The mystical language of this overview of the Quran will intrigue as it informs.
Veteran journalist Syed Ghulam Sarwar embarks on a layman’s interpretation of the Quran, aiming to get back to its initial purposes and free it from the bonds of ritual. The result is an intelligent and intriguing experiment in religious thought.
“Spiritual in origin and divinely inspired,” Sarwar asserts, “the Quran presents a secular program of action based on lofty morality rooted in faith in God.” This tension between holiness and secularity is maintained throughout.

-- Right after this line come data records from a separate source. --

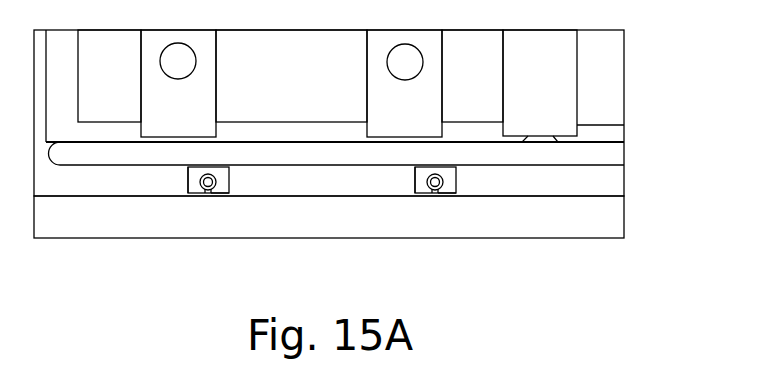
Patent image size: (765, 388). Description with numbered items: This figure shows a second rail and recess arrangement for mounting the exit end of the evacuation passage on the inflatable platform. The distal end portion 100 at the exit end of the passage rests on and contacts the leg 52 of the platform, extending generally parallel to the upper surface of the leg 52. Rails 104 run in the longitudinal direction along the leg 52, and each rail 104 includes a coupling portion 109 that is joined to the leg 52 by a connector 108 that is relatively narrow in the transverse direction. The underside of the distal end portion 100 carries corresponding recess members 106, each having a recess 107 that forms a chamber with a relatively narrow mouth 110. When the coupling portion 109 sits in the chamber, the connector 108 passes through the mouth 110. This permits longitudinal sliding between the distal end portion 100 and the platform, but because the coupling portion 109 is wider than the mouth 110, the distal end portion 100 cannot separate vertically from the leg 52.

The leg 52 is at (608, 222).
The distal end portion 100 is at (620, 158).
The rail 104 is at (220, 165).
The recess member 106 is at (191, 171).
The recess 107 is at (204, 191).
The connector 108 is at (209, 193).
The coupling portion 109 is at (200, 182).
The mouth 110 is at (213, 190).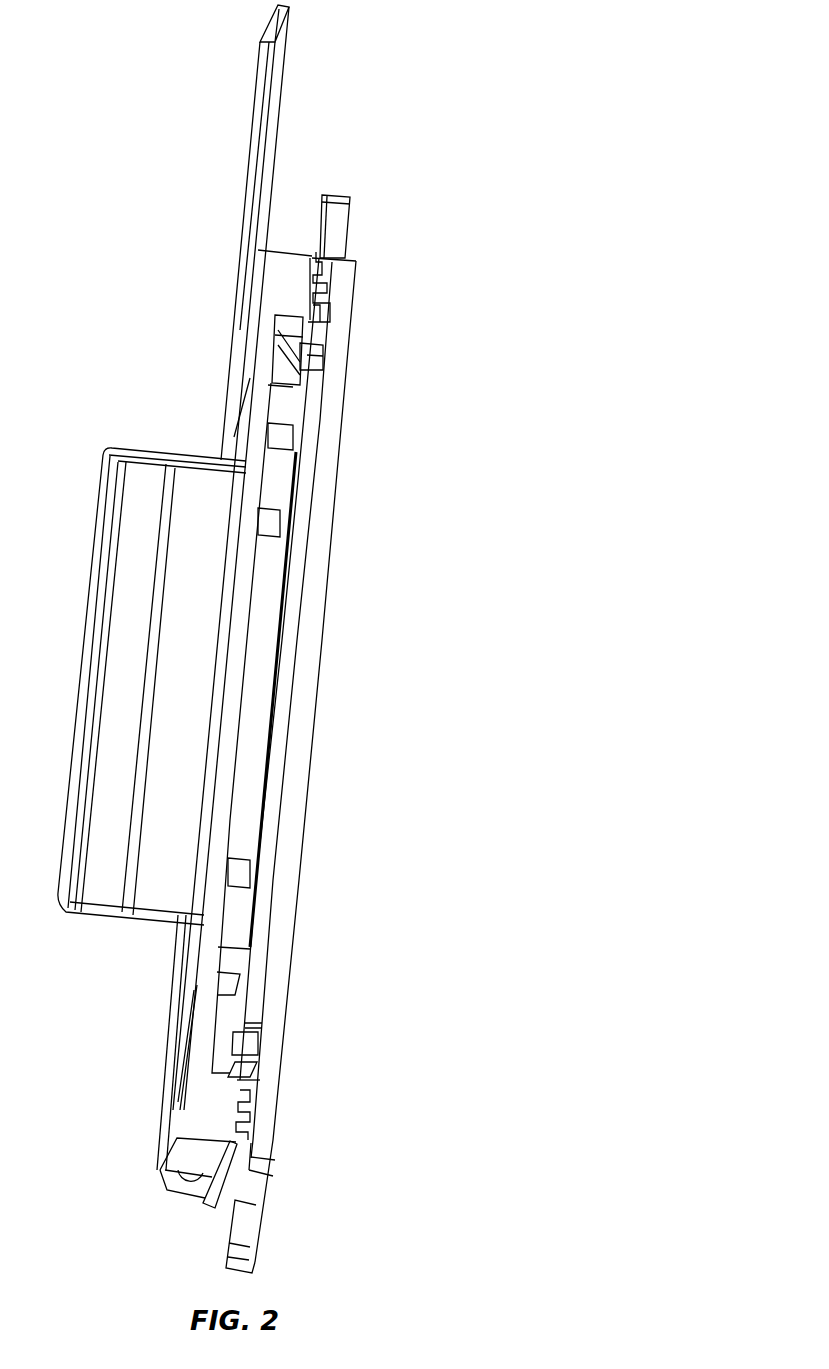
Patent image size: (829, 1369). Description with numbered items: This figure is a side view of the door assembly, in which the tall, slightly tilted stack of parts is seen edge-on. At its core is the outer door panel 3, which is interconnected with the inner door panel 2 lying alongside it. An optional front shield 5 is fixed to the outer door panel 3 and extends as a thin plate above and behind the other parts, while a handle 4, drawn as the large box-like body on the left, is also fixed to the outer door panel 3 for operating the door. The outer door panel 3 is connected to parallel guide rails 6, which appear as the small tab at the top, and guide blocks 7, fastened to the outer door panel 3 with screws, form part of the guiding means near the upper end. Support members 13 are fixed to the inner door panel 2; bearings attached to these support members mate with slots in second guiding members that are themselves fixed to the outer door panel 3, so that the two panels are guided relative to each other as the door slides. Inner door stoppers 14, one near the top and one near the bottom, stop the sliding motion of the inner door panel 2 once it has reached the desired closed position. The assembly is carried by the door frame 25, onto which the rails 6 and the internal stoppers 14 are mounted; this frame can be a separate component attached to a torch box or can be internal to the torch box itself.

The inner door panel 2 is at (298, 517).
The outer door panel 3 is at (277, 285).
The handle 4 is at (147, 477).
The front shield 5 is at (262, 90).
The guide rails 6 is at (324, 248).
The guide blocks 7 is at (326, 302).
The support members 13 is at (258, 692).
The inner door stoppers 14 is at (312, 355).
The door frame 25 is at (285, 820).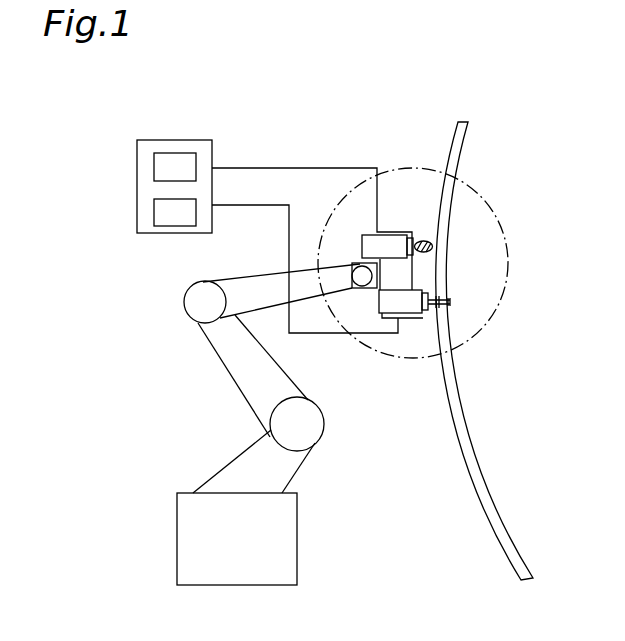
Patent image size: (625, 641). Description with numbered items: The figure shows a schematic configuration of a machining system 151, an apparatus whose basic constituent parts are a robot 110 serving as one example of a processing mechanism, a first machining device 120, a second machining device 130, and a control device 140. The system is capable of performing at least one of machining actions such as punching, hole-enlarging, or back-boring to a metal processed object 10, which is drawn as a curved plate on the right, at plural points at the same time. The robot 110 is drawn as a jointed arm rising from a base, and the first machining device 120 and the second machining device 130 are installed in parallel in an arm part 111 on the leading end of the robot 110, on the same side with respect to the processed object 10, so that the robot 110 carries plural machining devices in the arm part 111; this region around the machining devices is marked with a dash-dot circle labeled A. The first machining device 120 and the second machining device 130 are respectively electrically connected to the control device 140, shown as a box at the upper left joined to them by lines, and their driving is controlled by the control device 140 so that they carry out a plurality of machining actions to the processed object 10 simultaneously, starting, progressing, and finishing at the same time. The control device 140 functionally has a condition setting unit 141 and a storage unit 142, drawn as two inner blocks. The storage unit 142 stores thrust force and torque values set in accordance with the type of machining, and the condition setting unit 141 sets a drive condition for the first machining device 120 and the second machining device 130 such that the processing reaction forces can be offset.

The processed object 10 is at (480, 462).
The robot 110 is at (231, 456).
The arm part 111 is at (392, 275).
The first machining device 120 is at (389, 230).
The second machining device 130 is at (408, 321).
The control device 140 is at (134, 188).
The condition setting unit 141 is at (177, 153).
The storage unit 142 is at (158, 227).
The machining system 151 is at (147, 369).
The region A is at (510, 236).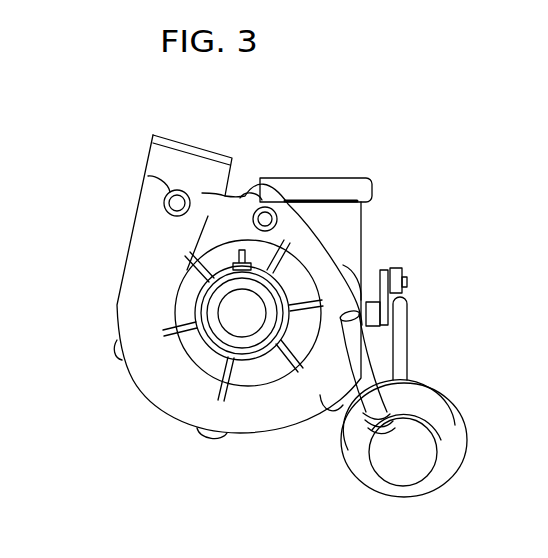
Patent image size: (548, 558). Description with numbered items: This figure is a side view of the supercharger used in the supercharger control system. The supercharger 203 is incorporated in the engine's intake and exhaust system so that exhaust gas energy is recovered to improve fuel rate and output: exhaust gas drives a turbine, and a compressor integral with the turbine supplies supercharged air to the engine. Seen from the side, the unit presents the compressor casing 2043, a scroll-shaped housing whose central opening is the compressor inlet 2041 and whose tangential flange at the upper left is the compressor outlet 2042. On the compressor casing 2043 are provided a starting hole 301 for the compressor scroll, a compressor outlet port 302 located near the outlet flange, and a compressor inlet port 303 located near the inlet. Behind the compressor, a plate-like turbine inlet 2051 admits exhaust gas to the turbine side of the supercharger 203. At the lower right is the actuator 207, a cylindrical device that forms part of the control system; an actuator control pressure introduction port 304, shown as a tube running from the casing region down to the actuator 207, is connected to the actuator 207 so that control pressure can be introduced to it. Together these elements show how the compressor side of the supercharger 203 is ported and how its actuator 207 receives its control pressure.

The supercharger 203 is at (120, 426).
The compressor inlet 2041 is at (218, 325).
The compressor outlet 2042 is at (190, 136).
The compressor casing 2043 is at (120, 312).
The turbine inlet 2051 is at (356, 178).
The actuator 207 is at (418, 478).
The starting hole for the compressor scroll 301 is at (244, 197).
The compressor outlet port 302 is at (164, 201).
The compressor inlet port 303 is at (237, 253).
The actuator control pressure introduction port 304 is at (340, 395).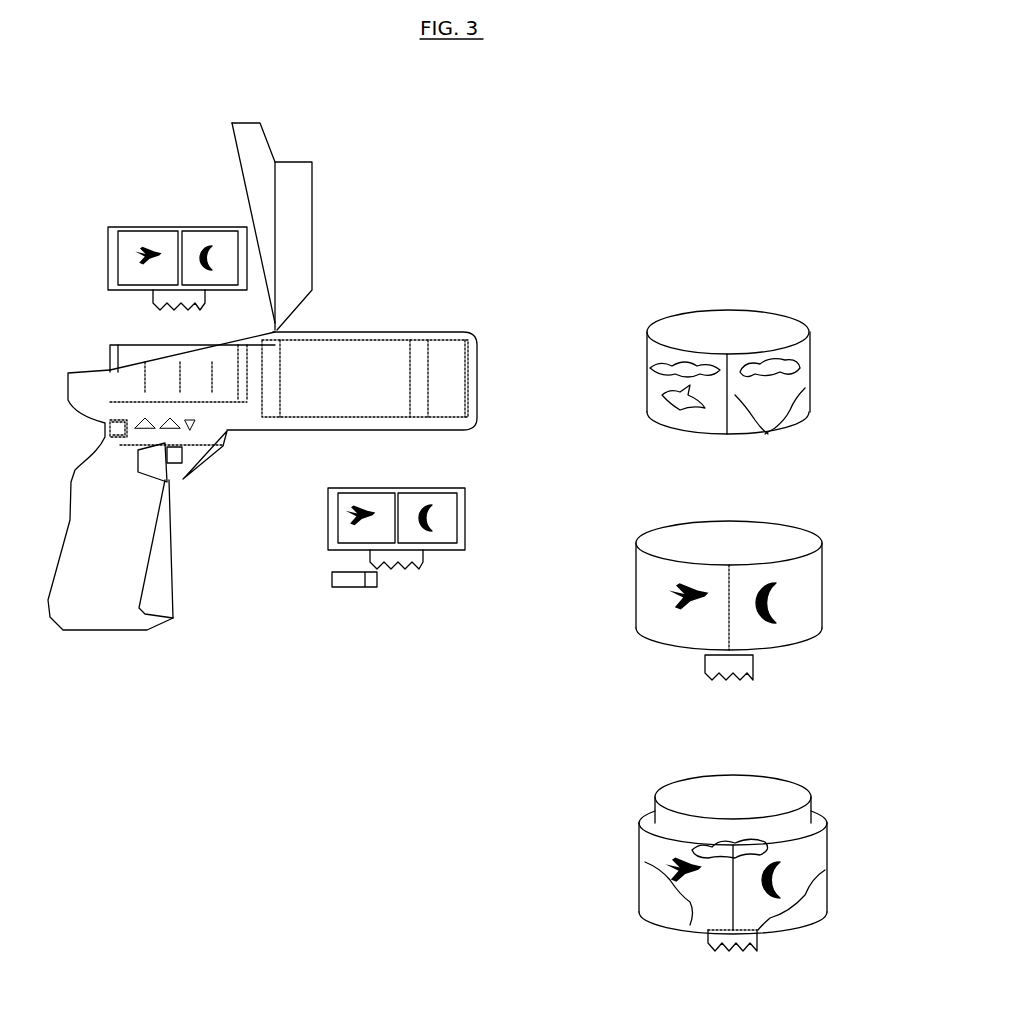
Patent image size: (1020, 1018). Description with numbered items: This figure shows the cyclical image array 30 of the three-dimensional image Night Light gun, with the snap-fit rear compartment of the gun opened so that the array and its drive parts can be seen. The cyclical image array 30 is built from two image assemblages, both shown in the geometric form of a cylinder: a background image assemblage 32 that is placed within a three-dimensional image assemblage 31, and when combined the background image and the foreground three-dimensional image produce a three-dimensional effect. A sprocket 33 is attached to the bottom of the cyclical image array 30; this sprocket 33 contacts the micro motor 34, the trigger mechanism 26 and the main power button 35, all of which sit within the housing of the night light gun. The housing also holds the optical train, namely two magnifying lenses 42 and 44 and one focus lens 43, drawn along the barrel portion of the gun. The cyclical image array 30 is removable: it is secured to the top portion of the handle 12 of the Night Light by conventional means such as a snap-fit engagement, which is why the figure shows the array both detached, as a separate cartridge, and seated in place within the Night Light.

The handle 12 is at (75, 472).
The trigger mechanism 26 is at (212, 462).
The cyclical image array 30 is at (128, 227).
The 3D image assemblage 31 is at (822, 580).
The background image assemblage 32 is at (810, 382).
The sprocket 33 is at (423, 557).
The micro motor 34 is at (107, 427).
The main power button 35 is at (137, 470).
The magnifying lens 42 is at (268, 365).
The focus lens 43 is at (412, 340).
The magnifying lens 44 is at (468, 360).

Sarwar’s pages alternate between reflections on Islam’s roots in history, refutations of mythology built into it by adherents after Muhammad’s death, and the reintroduction of quasi-mystical concepts of the tradition.
All religions have their roots in revolution, Sarwar suggests, and began with individuals who earnestly wanted to better the world. Some of these people were prophets or missionaries of God—“malaekah” in the Quran’s parlance, though Sarwar refutes the translation of the word as “angels.” Sarwar maintains the doctrine that Muhammad was the last of these, but says that all were moved by a divine spirit that charged them to urge souls toward harmonious interactions with other souls, toward salvation through right action rather than damnation born of cruelty and ignorance.
Such pages have moments that verge on the mystical. Sarwar’s diction becomes like a dance. A discussion of God’s oneness, for example, includes phrasing like, “time, space and number are … one flow, one expanse and one unbroken stretch … The infinitude and oneness of each constituent of the universe … are part reflection of the infinitude and oneness of God.”
But Sarwar holds himself apart from Sufi mystics; this is, we’re reminded, a project about Islam at its origins, before logical occurrences had been repackaged as miracles and prophets as gods. Some of these reminders are Muslim doctrine—that Jesus was a reformer who challenged the status quo but didn’t rise from the dead like a deity—while other moments chart less familiar territory—that Jesus continued preaching into the period of Paul, or that Noah’s “ark” was actually a conquering army. Such suppositions are reliant on translations that eschew miracles for reasonable explanations. If they do not convince readers, they will at least provide a space for intellectual engagement.
From the first, Sarwar presents combating the ossification of the Quran as one of his primary goals, expressing dismay for the way it’s been maltreated and misused. The lofty visions for human betterment at its core faded into excuses for ignorance and darkness, he suggests. The determination with which he confronts and challenges mythologies built around translations does effectively muddle that picture; in that sense, the project may achieve some of its ends.
Even if its ideas fail to sway all adherents or to shape the way non-Muslims read the Quran, this layman’s effort should be praised both for its audacity and its argumentative prowess, as well as for the humanitarian consciousness that underlies both.